Die Fläche des Gipfelplateaus müsse im Sturm genommen wie auch die Flanken zu den Abstiegen in die alten Schächte. Dem abführenden Pass nach Westen und vor allem das Tor, welches in die Ebenen des Berges führte, gesichert werden. Die erfahrensten Kundschafter und Brüder, Kabar und Galoth, berichteten, dass die Minenschächte und der westliche Pass selten Anlaufstelle der Brut seien. Das Eingangsportal jedoch, stand unter stetiger Bewachung.
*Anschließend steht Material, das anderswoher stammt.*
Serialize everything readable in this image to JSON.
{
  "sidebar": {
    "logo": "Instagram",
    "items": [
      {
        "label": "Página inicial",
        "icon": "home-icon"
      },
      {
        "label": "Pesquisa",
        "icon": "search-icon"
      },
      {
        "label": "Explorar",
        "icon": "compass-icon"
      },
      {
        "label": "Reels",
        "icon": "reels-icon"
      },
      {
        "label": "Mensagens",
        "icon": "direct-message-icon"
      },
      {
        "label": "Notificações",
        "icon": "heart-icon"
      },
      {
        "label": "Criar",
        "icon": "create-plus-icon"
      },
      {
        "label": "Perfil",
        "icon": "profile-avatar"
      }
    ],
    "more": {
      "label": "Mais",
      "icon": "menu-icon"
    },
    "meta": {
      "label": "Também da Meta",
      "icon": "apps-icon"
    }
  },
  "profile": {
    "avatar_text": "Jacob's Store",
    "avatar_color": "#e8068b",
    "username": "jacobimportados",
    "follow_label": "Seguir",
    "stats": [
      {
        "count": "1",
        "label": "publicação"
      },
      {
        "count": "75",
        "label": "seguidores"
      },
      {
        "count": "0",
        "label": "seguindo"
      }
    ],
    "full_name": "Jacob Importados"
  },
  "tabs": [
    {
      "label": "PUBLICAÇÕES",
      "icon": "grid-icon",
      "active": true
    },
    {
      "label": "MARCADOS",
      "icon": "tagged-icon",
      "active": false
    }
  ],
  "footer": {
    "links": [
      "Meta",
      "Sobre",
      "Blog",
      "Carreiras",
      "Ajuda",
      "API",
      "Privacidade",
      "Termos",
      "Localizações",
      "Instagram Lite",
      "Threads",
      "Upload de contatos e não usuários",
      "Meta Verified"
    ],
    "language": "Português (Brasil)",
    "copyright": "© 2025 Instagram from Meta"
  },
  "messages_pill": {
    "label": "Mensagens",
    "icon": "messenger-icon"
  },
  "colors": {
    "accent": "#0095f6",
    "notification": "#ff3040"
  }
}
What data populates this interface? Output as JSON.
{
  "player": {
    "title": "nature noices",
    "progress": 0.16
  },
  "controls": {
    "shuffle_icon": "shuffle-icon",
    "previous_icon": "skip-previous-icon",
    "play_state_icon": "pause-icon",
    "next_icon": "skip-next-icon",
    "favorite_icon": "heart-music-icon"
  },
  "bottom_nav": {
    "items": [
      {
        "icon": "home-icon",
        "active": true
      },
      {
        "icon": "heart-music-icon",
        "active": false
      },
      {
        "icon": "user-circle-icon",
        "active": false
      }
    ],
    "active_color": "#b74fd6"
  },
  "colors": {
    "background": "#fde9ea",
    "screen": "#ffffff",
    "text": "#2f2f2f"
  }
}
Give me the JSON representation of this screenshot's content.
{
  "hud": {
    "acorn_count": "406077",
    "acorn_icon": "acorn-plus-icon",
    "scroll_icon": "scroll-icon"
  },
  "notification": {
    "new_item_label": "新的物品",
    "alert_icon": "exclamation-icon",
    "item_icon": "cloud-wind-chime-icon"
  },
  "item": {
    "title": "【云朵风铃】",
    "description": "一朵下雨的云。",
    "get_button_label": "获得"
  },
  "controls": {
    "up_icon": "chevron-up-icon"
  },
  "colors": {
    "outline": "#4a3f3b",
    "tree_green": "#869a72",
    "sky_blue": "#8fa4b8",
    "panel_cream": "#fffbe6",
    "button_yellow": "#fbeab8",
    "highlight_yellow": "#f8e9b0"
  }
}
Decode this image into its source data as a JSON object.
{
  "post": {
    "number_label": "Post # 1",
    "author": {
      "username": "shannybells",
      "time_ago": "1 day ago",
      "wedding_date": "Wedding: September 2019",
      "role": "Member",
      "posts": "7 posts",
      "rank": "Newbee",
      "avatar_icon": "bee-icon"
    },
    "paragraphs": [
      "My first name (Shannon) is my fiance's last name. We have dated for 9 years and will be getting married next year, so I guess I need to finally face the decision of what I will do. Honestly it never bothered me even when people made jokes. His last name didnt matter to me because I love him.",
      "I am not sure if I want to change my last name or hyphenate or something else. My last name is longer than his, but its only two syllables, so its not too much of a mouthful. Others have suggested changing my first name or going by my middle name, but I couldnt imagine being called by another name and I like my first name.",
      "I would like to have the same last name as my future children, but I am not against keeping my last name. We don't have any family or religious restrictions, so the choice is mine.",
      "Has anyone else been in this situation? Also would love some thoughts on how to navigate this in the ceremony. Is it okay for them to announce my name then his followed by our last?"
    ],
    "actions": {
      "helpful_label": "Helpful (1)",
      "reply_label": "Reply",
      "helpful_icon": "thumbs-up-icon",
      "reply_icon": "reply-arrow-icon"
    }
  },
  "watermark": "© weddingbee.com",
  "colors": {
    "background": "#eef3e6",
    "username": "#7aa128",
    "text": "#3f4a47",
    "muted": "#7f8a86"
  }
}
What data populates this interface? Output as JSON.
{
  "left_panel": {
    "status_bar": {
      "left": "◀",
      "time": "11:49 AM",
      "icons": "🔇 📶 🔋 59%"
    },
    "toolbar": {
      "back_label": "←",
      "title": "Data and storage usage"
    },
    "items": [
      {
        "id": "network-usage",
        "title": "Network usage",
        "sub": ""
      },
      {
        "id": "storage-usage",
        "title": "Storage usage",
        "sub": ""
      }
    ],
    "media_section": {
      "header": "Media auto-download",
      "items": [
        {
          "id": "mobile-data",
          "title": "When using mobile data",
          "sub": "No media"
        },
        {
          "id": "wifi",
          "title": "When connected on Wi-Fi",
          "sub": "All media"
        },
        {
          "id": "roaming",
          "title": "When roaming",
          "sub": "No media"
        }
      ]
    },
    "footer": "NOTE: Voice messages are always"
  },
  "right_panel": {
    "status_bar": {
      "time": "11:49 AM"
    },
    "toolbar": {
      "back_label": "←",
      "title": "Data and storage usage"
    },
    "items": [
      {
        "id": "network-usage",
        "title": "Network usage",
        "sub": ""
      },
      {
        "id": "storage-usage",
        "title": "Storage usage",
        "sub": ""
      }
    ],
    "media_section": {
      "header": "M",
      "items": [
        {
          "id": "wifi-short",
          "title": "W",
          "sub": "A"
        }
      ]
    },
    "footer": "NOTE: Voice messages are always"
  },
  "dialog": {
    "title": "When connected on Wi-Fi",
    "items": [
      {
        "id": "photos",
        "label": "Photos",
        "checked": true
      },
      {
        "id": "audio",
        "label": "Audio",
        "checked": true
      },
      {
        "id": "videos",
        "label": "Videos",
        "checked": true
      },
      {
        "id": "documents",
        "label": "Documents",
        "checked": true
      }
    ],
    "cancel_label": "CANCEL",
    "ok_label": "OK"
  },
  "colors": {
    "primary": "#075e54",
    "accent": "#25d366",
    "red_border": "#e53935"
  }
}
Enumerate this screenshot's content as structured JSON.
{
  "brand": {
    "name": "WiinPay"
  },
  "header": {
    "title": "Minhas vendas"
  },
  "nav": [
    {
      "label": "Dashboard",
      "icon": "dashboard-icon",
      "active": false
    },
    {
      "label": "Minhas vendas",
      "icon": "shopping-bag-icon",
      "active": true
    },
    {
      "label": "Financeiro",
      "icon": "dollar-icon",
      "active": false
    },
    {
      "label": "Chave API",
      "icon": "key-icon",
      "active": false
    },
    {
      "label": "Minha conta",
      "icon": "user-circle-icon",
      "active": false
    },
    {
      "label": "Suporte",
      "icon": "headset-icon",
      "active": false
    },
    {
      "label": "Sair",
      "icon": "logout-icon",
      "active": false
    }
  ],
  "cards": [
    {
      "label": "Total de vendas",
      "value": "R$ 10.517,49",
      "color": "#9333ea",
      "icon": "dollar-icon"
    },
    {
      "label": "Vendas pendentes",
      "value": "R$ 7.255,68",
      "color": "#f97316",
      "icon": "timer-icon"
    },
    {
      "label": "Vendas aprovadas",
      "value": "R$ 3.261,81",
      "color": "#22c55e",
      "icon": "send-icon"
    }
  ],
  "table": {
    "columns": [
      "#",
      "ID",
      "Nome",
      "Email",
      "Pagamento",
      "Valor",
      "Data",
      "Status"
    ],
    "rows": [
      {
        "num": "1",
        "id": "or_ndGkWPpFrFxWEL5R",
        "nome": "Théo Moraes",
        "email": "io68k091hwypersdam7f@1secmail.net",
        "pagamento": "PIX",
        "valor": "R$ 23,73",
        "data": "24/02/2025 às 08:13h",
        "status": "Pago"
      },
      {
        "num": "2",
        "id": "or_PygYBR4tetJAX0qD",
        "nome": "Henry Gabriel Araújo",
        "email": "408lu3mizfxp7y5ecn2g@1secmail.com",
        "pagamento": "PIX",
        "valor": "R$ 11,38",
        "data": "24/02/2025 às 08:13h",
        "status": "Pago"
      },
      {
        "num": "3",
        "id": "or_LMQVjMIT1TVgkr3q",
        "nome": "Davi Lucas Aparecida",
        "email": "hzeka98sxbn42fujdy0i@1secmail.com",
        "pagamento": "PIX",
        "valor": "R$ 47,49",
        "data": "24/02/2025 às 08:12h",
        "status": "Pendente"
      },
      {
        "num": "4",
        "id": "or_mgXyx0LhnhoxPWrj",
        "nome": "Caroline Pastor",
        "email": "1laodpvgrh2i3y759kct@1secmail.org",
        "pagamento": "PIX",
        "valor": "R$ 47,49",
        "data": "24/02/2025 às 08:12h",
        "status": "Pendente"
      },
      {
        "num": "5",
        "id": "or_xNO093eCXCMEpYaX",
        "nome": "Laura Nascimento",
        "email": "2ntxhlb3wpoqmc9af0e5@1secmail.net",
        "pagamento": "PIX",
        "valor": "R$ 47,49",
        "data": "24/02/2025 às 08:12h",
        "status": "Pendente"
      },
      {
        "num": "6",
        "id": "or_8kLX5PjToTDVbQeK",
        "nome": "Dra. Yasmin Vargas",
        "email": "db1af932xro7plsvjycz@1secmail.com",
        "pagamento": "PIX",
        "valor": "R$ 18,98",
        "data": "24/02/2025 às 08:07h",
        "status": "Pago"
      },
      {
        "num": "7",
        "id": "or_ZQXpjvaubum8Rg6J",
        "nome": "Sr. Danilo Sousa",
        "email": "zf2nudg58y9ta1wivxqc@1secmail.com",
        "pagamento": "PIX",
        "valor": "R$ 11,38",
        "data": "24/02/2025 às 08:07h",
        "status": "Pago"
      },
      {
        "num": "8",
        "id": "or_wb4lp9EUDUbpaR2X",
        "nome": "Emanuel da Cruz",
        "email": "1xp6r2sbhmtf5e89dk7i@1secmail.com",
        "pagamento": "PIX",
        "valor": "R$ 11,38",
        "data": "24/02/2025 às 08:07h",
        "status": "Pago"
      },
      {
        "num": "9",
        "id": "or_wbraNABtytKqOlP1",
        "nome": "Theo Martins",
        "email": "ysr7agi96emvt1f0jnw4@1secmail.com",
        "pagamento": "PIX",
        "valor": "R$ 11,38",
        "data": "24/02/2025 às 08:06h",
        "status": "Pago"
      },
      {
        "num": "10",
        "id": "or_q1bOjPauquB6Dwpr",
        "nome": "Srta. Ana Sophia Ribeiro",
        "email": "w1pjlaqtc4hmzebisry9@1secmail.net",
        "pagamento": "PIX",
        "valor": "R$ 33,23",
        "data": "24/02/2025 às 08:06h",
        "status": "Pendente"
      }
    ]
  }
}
Bedingt der umstehenden Ruinen, mochten sich die Streiter, aber auch die Kämpfer der gegnerischen Seite, vorteilhaft verschanzen und das Unterfangen unerwartet beeinflussen. Tiron, einer der Oberscharführer und mittlerweile Bens Freund, setzen auf den geübten Umgang mit den Bögen und wollten jene Überreste als Brustwehr nutzen.
»Es ist schwieriges Gelände und es wird Blutzoll fordern.«
Lerina verschloss die Augen und legte ihre Stirn auf die Bens. »Geb mir ein Versprechen. Eines, welches du nicht wagst zu brechen.«
»Ich werde es tun, Liebes.«
Sie suchte in seinen Augen nach Schalk, fand jedoch nur leuchtend blaue Ehrlichkeit und erbitterte Ernsthaftigkeit. »Verspreche mir heil nach Hause zu kommen.«
Sein Mund verzog sich zu einem Lächeln und stimmte nickend zu. Seine Lippen öffneten sich ganz leicht und fanden die Ihre erneut. »Das werde ich«, hauchte er ihr liebevoll ins Ohr.